Data Flow Overview
Learn about Data Flow and how you can use it to easily create, share, run, and view the output of Apache Spark applications.
Data Flow Concepts
An understanding of these concepts is essential for using Data Flow.
- Data Flow Applications
- An Application is an infinitely reusable Spark application template consisting of a Spark application, its dependencies, default parameters, and a default run-time resource specification. Once a developer creates a Data Flow Application, anyone can use it without worrying about the complexities of deploying it, setting it up, or running it.
- Data Flow Library
- The Library is the central repository of Data Flow Applications. Anyone can browse, search, and execute applications published to the Library, subject to having the correct permissions in the Data Flow system.
- Data Flow Runs
- Every time a Data Flow Application is run, a Run is created. The Data Flow Run captures the Application's output, logs, and statistics that are automatically securely stored. Output is saved so it can be viewed by anyone with the correct permissions using the UI or REST API. Runs give you secure access to the Spark UI for debugging and diagnostics.
- Elastic Compute
- Every time you run a Data Flow Application, you decide how big you want it to be. Data Flow allocates your VMs, runs your job, securely captures all output, and shuts the cluster down. You don't have anything to maintain in Data Flow. Clusters only run when there is real work to do.
- Elastic Storage
- Data Flow works with the Oracle Cloud Infrastructure Object Storage service. For more information, see the Overview of Object Storage.
- Security
- Data Flow is integrated with Oracle Cloud Infrastructure Identity and Access Management (IAM) for authentication and authorization. Your Spark applications run on behalf of the person who launches them. This means that the Spark application has the same privileges the end user has. You do not need to use credentials to access any IAM-capable system. In addition, Data Flow benefits from all the other security attributes of Oracle Cloud Infrastructure including transparent encryption of data at rest and in motion.
- Administrator Controls
- Data Flow allows you to set service limits, and create administrators who have full control over all applications and runs. You are in control regardless of how many users you have.
- Apache Spark
- Apache Spark is a unified analytics engine for big data processing, with built-in modules for streaming, SQL, machine learning and graph processing.
- Spark Application
- A Spark Application uses the Spark API to perform distributed data processing tasks. Spark Applications can be written in several languages including Java, Python and more.
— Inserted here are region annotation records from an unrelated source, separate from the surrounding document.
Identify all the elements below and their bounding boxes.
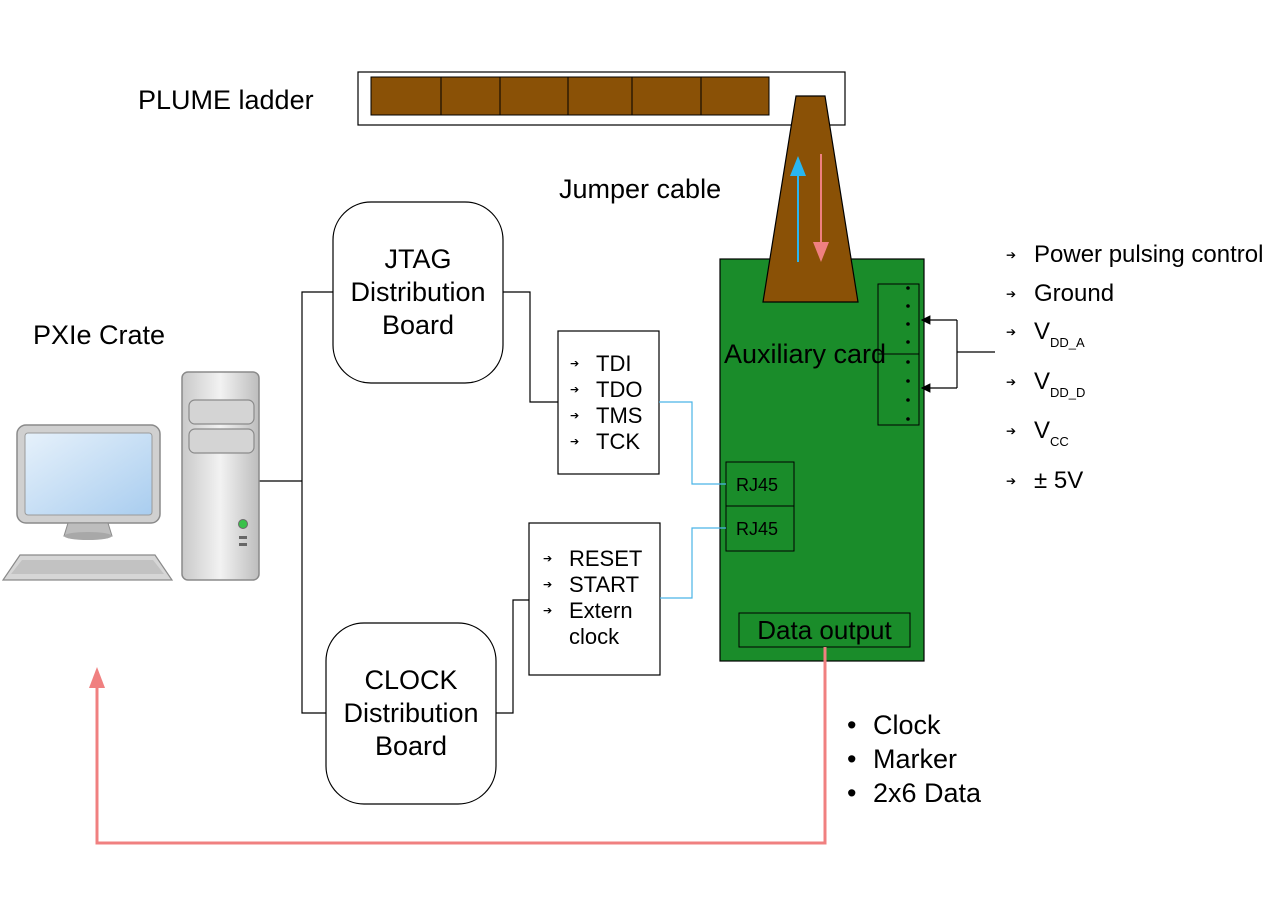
clock-signal-text: clock	[569, 624, 620, 649]
jtag-board-line: Board	[381, 310, 455, 340]
data-output-item: Clock	[845, 708, 981, 742]
clock-signal: RESET	[543, 546, 642, 572]
jtag-signal: TDI	[570, 351, 642, 377]
data-output-list: Clock Marker 2x6 Data	[845, 708, 981, 810]
jtag-board-line: Distribution	[350, 277, 486, 307]
cable-arrow-down-head	[813, 242, 829, 262]
power-line: VDD_A	[1006, 313, 1263, 363]
clock-board-line: Distribution	[343, 698, 479, 728]
power-line-subscript: CC	[1050, 434, 1069, 449]
power-line: Power pulsing control	[1006, 236, 1263, 275]
power-feed	[920, 315, 995, 393]
rj45-box-top	[725, 461, 795, 507]
clock-board-line: Board	[374, 731, 448, 761]
power-line-text: V	[1034, 417, 1051, 444]
black-connections	[259, 291, 558, 714]
blue-links	[659, 401, 726, 599]
power-line-text: Power pulsing control	[1034, 241, 1264, 268]
power-line: VDD_D	[1006, 363, 1263, 413]
power-line-subscript: DD_A	[1050, 335, 1085, 350]
clock-signal-list: RESET START Extern clock	[543, 546, 642, 650]
data-output-label: Data output	[757, 615, 892, 645]
tower-icon	[181, 371, 260, 581]
rj45-label-bottom: RJ45	[736, 519, 779, 539]
power-line-subscript: DD_D	[1050, 384, 1086, 400]
power-line: ± 5V	[1006, 462, 1263, 501]
data-return-line	[89, 647, 827, 845]
power-line: Ground	[1006, 275, 1263, 314]
jtag-signal: TCK	[570, 429, 642, 455]
clock-signal: Extern	[543, 598, 642, 624]
auxiliary-card-label: Auxiliary card	[723, 339, 887, 369]
clock-board-label: CLOCK Distribution Board	[326, 664, 496, 763]
power-line-text: V	[1034, 318, 1051, 345]
power-line-list: Power pulsing control Ground VDD_A VDD_D…	[1006, 236, 1263, 500]
data-output-item: 2x6 Data	[845, 776, 981, 810]
rj45-box-bottom	[725, 505, 795, 552]
plume-ladder	[357, 71, 846, 126]
jumper-cable	[762, 95, 859, 303]
monitor-icon	[1, 424, 174, 581]
jtag-signal: TMS	[570, 403, 642, 429]
jtag-board-line: JTAG	[384, 244, 452, 274]
clock-signal-continuation: clock	[543, 624, 642, 650]
power-connector	[877, 283, 920, 426]
data-output-item: Marker	[845, 742, 981, 776]
jtag-board-label: JTAG Distribution Board	[333, 243, 503, 342]
data-output-box	[738, 612, 911, 648]
power-line: VCC	[1006, 412, 1263, 462]
jtag-signal-list: TDI TDO TMS TCK	[570, 351, 642, 455]
pxie-crate-label: PXIe Crate	[33, 320, 166, 350]
power-line-text: ± 5V	[1034, 466, 1084, 494]
power-line-text: V	[1034, 367, 1051, 395]
clock-board-line: CLOCK	[364, 665, 458, 695]
rj45-label-top: RJ45	[736, 475, 779, 495]
power-line-text: Ground	[1034, 279, 1115, 307]
clock-signal: START	[543, 572, 642, 598]
jumper-cable-label: Jumper cable	[559, 174, 722, 204]
plume-ladder-label: PLUME ladder	[138, 85, 314, 115]
jtag-signal: TDO	[570, 377, 642, 403]
cable-arrow-up-head	[790, 156, 806, 176]
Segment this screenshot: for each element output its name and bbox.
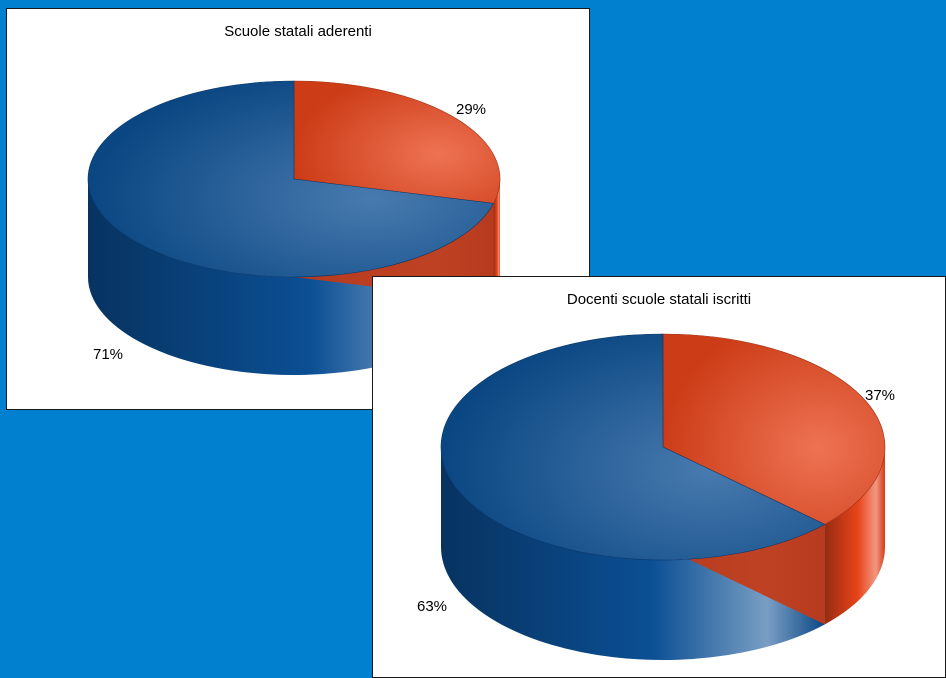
pie-side-63% bbox=[441, 447, 825, 660]
pie-slice-29% bbox=[293, 80, 501, 204]
pie-side-37% bbox=[824, 447, 885, 625]
chart-panel-docenti: Docenti scuole statali iscritti 37% 63% bbox=[372, 276, 946, 678]
data-label-71%: 71% bbox=[93, 346, 123, 363]
chart-title: Docenti scuole statali iscritti bbox=[566, 291, 752, 308]
pie-side-29% bbox=[493, 179, 500, 302]
pie-slice-71% bbox=[87, 80, 495, 278]
pie-slice-37% bbox=[662, 333, 886, 525]
pie-slice-63% bbox=[440, 333, 826, 561]
data-label-63%: 63% bbox=[417, 598, 447, 615]
pie-chart-docenti: 37% 63% bbox=[417, 333, 895, 660]
chart-title: Scuole statali aderenti bbox=[224, 23, 372, 40]
data-label-37%: 37% bbox=[865, 387, 895, 404]
data-label-29%: 29% bbox=[456, 101, 486, 118]
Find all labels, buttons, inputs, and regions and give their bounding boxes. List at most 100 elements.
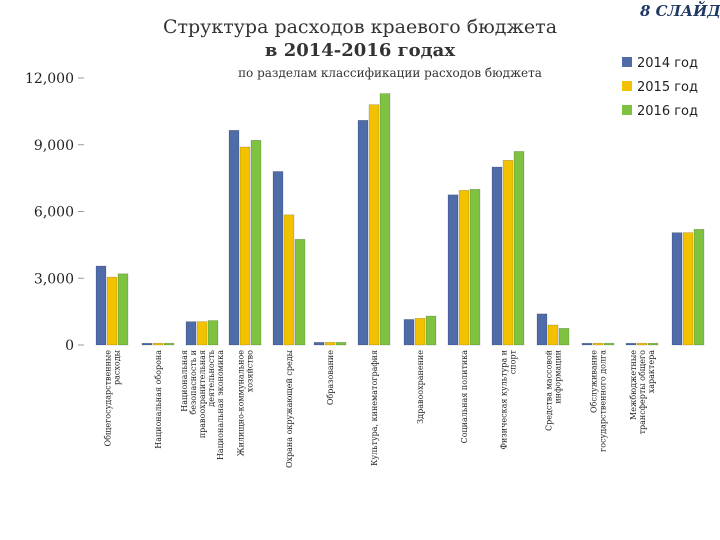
x-tick-label: Физическая культура и спорт — [500, 349, 518, 449]
bar — [625, 342, 637, 346]
bar — [581, 342, 593, 346]
bar — [403, 319, 415, 346]
bar — [536, 313, 548, 346]
x-tick-label-line: Межбюджетные — [629, 350, 638, 420]
bar — [502, 160, 514, 346]
x-tick-label-line: информации — [554, 350, 563, 404]
chart-title-line1: Структура расходов краевого бюджета — [162, 16, 558, 38]
x-tick-label-line: деятельность — [207, 349, 216, 406]
x-tick-label: Жилищно-коммунальное хозяйство — [237, 350, 255, 457]
y-tick-label: 0 — [65, 338, 74, 354]
x-tick-label-line: хозяйство — [246, 350, 255, 392]
bar — [693, 229, 705, 346]
x-tick-label: Национальная безопасность и правоохранител… — [180, 349, 225, 460]
bar — [228, 129, 240, 346]
x-tick-label-line: правоохранительная — [198, 350, 207, 438]
bar — [357, 119, 369, 346]
bar — [207, 320, 219, 346]
bar — [636, 342, 648, 346]
chart-subtitle: по разделам классификации расходов бюдже… — [238, 66, 542, 80]
bar — [458, 190, 470, 346]
bar — [547, 324, 559, 346]
x-tick-label: Здравоохранение — [416, 350, 425, 424]
series-3 — [117, 93, 705, 346]
bar — [324, 342, 336, 346]
bar — [250, 140, 262, 346]
bar — [513, 151, 525, 346]
x-tick-label-line: расходы — [113, 349, 122, 385]
x-tick-label-line: Национальная экономика — [216, 350, 225, 460]
x-tick-label-line: Общегосударственные — [104, 350, 113, 447]
bar — [294, 239, 306, 346]
x-tick-label-line: государственного долга — [599, 350, 608, 452]
legend-label: 2014 год — [637, 56, 698, 71]
bar — [272, 171, 284, 346]
bar — [196, 321, 208, 346]
slide-number-label: 8 СЛАЙД — [640, 2, 720, 20]
x-tick-label-line: Культура, кинематография — [370, 350, 379, 466]
bar — [141, 342, 153, 346]
bar — [425, 315, 437, 346]
x-tick-label: Охрана окружающей среды — [285, 349, 294, 468]
bar — [558, 328, 570, 346]
bar — [163, 342, 175, 346]
x-tick-label-line: Средства массовой — [545, 350, 554, 431]
x-tick-label-line: трансферты общего — [638, 350, 647, 435]
bar — [647, 342, 659, 346]
legend-label: 2015 год — [637, 80, 698, 95]
bar — [447, 194, 459, 346]
chart-title-line2: в 2014-2016 годах — [264, 40, 456, 61]
y-tick-label: 9,000 — [34, 138, 74, 154]
x-tick-label-line: Социальная политика — [460, 350, 469, 444]
bar — [491, 166, 503, 346]
bar — [682, 232, 694, 346]
x-tick-label: Средства массовой информации — [545, 350, 563, 431]
series-2 — [106, 104, 694, 346]
bar — [335, 342, 347, 346]
legend-swatch — [622, 105, 632, 115]
bar — [368, 104, 380, 346]
bar — [603, 342, 615, 346]
bar — [239, 146, 251, 346]
bar — [414, 317, 426, 346]
bar — [313, 342, 325, 346]
x-tick-label-line: Физическая культура и — [500, 350, 509, 450]
x-tick-label: Культура, кинематография — [370, 350, 379, 466]
bar — [469, 188, 481, 346]
x-tick-label-line: характера — [647, 350, 656, 393]
bar — [152, 342, 164, 346]
bar — [592, 342, 604, 346]
x-tick-label: Национальная оборона — [154, 350, 163, 449]
legend-swatch — [622, 57, 632, 67]
x-tick-label-line: Образование — [326, 350, 335, 405]
bar — [379, 93, 391, 346]
x-tick-label: Обслуживание государственного долга — [590, 350, 608, 452]
legend-label: 2016 год — [637, 104, 698, 119]
bar-series-group — [95, 93, 705, 346]
x-tick-label-line: Жилищно-коммунальное — [237, 350, 246, 457]
bar — [95, 265, 107, 346]
x-tick-label-line: Национальная — [180, 350, 189, 412]
y-axis: 0 3,000 6,000 9,000 12,000 — [25, 71, 84, 354]
x-tick-label-line: Обслуживание — [590, 350, 599, 413]
legend: 2014 год 2015 год 2016 год — [622, 56, 698, 119]
x-tick-label-line: безопасность и — [189, 350, 198, 415]
bar — [283, 214, 295, 346]
legend-swatch — [622, 81, 632, 91]
y-tick-label: 3,000 — [34, 271, 74, 287]
bar — [117, 273, 129, 346]
x-tick-label-line: спорт — [509, 349, 518, 374]
x-tick-label: Общегосударственные расходы — [104, 349, 122, 446]
bar — [671, 232, 683, 346]
x-tick-label: Межбюджетные трансферты общего характера — [629, 350, 656, 435]
series-1 — [95, 119, 683, 346]
x-tick-label-line: Охрана окружающей среды — [285, 349, 294, 468]
x-tick-label-line: Здравоохранение — [416, 350, 425, 424]
x-tick-label: Образование — [326, 350, 335, 405]
y-tick-label: 6,000 — [34, 205, 74, 221]
x-axis-labels: Общегосударственные расходы Национальная о… — [104, 349, 657, 468]
bar — [106, 276, 118, 346]
bar — [185, 321, 197, 346]
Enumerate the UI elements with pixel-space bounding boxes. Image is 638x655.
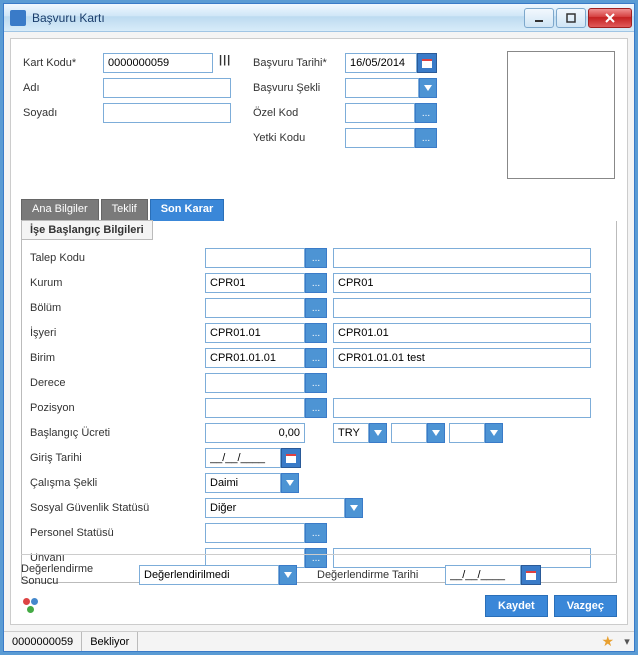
star-icon[interactable]: ★ bbox=[595, 632, 620, 651]
currency-input[interactable] bbox=[333, 423, 369, 443]
yetki-kodu-label: Yetki Kodu bbox=[253, 132, 345, 144]
chevron-down-icon[interactable] bbox=[345, 498, 363, 518]
birim-label: Birim bbox=[30, 352, 205, 364]
cancel-button[interactable]: Vazgeç bbox=[554, 595, 617, 617]
soyadi-label: Soyadı bbox=[23, 107, 103, 119]
personel-statusu-input[interactable] bbox=[205, 523, 305, 543]
derece-label: Derece bbox=[30, 377, 205, 389]
color-picker-icon[interactable] bbox=[21, 596, 41, 616]
pozisyon-input[interactable] bbox=[205, 398, 305, 418]
calendar-icon[interactable] bbox=[417, 53, 437, 73]
deg-tarih-input[interactable] bbox=[445, 565, 521, 585]
kurum-label: Kurum bbox=[30, 277, 205, 289]
calendar-icon[interactable] bbox=[281, 448, 301, 468]
lookup-button[interactable]: ... bbox=[415, 128, 437, 148]
lookup-button[interactable]: ... bbox=[305, 398, 327, 418]
lookup-button[interactable]: ... bbox=[305, 323, 327, 343]
lookup-button[interactable]: ... bbox=[305, 348, 327, 368]
statusbar: 0000000059 Bekliyor ★ ▾ bbox=[4, 631, 634, 651]
isyeri-desc[interactable] bbox=[333, 323, 591, 343]
chevron-down-icon[interactable] bbox=[485, 423, 503, 443]
minimize-button[interactable] bbox=[524, 8, 554, 28]
bolum-desc[interactable] bbox=[333, 298, 591, 318]
close-button[interactable] bbox=[588, 8, 632, 28]
calisma-sekli-input[interactable] bbox=[205, 473, 281, 493]
sgs-label: Sosyal Güvenlik Statüsü bbox=[30, 502, 205, 514]
baslangic-ucreti-label: Başlangıç Ücreti bbox=[30, 427, 205, 439]
personel-statusu-label: Personel Statüsü bbox=[30, 527, 205, 539]
lookup-button[interactable]: ... bbox=[305, 248, 327, 268]
lookup-button[interactable]: ... bbox=[305, 373, 327, 393]
sonuc-input[interactable] bbox=[139, 565, 279, 585]
chevron-down-icon[interactable] bbox=[279, 565, 297, 585]
sgs-input[interactable] bbox=[205, 498, 345, 518]
period1-input[interactable] bbox=[391, 423, 427, 443]
status-code: 0000000059 bbox=[4, 632, 82, 651]
maximize-button[interactable] bbox=[556, 8, 586, 28]
bolum-input[interactable] bbox=[205, 298, 305, 318]
basvuru-sekli-input[interactable] bbox=[345, 78, 419, 98]
status-state: Bekliyor bbox=[82, 632, 138, 651]
lookup-button[interactable]: ... bbox=[305, 273, 327, 293]
isyeri-input[interactable] bbox=[205, 323, 305, 343]
basvuru-tarihi-label: Başvuru Tarihi* bbox=[253, 57, 345, 69]
ozel-kod-label: Özel Kod bbox=[253, 107, 345, 119]
lookup-button[interactable]: ... bbox=[305, 523, 327, 543]
section-header: İşe Başlangıç Bilgileri bbox=[21, 220, 153, 240]
deg-tarih-label: Değerlendirme Tarihi bbox=[317, 569, 437, 581]
lookup-button[interactable]: ... bbox=[305, 298, 327, 318]
pozisyon-desc[interactable] bbox=[333, 398, 591, 418]
chevron-down-icon[interactable] bbox=[419, 78, 437, 98]
calisma-sekli-label: Çalışma Şekli bbox=[30, 477, 205, 489]
chevron-down-icon[interactable]: ▾ bbox=[620, 632, 634, 651]
period2-input[interactable] bbox=[449, 423, 485, 443]
basvuru-sekli-label: Başvuru Şekli bbox=[253, 82, 345, 94]
chevron-down-icon[interactable] bbox=[281, 473, 299, 493]
giris-tarihi-input[interactable] bbox=[205, 448, 281, 468]
tab-teklif[interactable]: Teklif bbox=[101, 199, 148, 221]
tab-son-karar[interactable]: Son Karar bbox=[150, 199, 225, 221]
chevron-down-icon[interactable] bbox=[369, 423, 387, 443]
bolum-label: Bölüm bbox=[30, 302, 205, 314]
birim-desc[interactable] bbox=[333, 348, 591, 368]
talep-kodu-input[interactable] bbox=[205, 248, 305, 268]
basvuru-tarihi-input[interactable] bbox=[345, 53, 417, 73]
chevron-down-icon[interactable] bbox=[427, 423, 445, 443]
kurum-input[interactable] bbox=[205, 273, 305, 293]
adi-input[interactable] bbox=[103, 78, 231, 98]
sonuc-label: Değerlendirme Sonucu bbox=[21, 563, 131, 587]
calendar-icon[interactable] bbox=[521, 565, 541, 585]
lookup-button[interactable]: ... bbox=[415, 103, 437, 123]
yetki-kodu-input[interactable] bbox=[345, 128, 415, 148]
talep-kodu-desc[interactable] bbox=[333, 248, 591, 268]
photo-placeholder bbox=[507, 51, 615, 179]
birim-input[interactable] bbox=[205, 348, 305, 368]
ucret-input[interactable] bbox=[205, 423, 305, 443]
titlebar[interactable]: Başvuru Kartı bbox=[4, 4, 634, 32]
talep-kodu-label: Talep Kodu bbox=[30, 252, 205, 264]
kart-kodu-label: Kart Kodu* bbox=[23, 57, 103, 69]
kurum-desc[interactable] bbox=[333, 273, 591, 293]
app-window: Başvuru Kartı Kart Kodu* Adı bbox=[3, 3, 635, 652]
ozel-kod-input[interactable] bbox=[345, 103, 415, 123]
adi-label: Adı bbox=[23, 82, 103, 94]
giris-tarihi-label: Giriş Tarihi bbox=[30, 452, 205, 464]
client-area: Kart Kodu* Adı Soyadı bbox=[4, 32, 634, 651]
barcode-icon[interactable] bbox=[219, 56, 235, 70]
isyeri-label: İşyeri bbox=[30, 327, 205, 339]
tab-ana-bilgiler[interactable]: Ana Bilgiler bbox=[21, 199, 99, 221]
soyadi-input[interactable] bbox=[103, 103, 231, 123]
window-title: Başvuru Kartı bbox=[32, 11, 524, 25]
derece-input[interactable] bbox=[205, 373, 305, 393]
save-button[interactable]: Kaydet bbox=[485, 595, 548, 617]
pozisyon-label: Pozisyon bbox=[30, 402, 205, 414]
app-icon bbox=[10, 10, 26, 26]
kart-kodu-input[interactable] bbox=[103, 53, 213, 73]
Spark Applications manifest themselves as files such as JAR files that are executed within the Spark framework.
- Spark UI
- The Spark UI is included with Apache Spark and is an important tool for debugging and diagnosing Spark applications. You can access the Spark UI for any Data Flow Run, subject to the Run’s authorization policies.
- Spark Logs
- Spark generates Spark Log files which are useful for debugging and diagnostics. Each Data Flow Run automatically stores log files which you can access via UI or API, subject to the Run’s authorization policies.
- Enhanced Logs
- Driver and executor logs, both StdOut and StdErr, provided by Oracle Cloud Infrastructure Logging. It is optional whether you use them.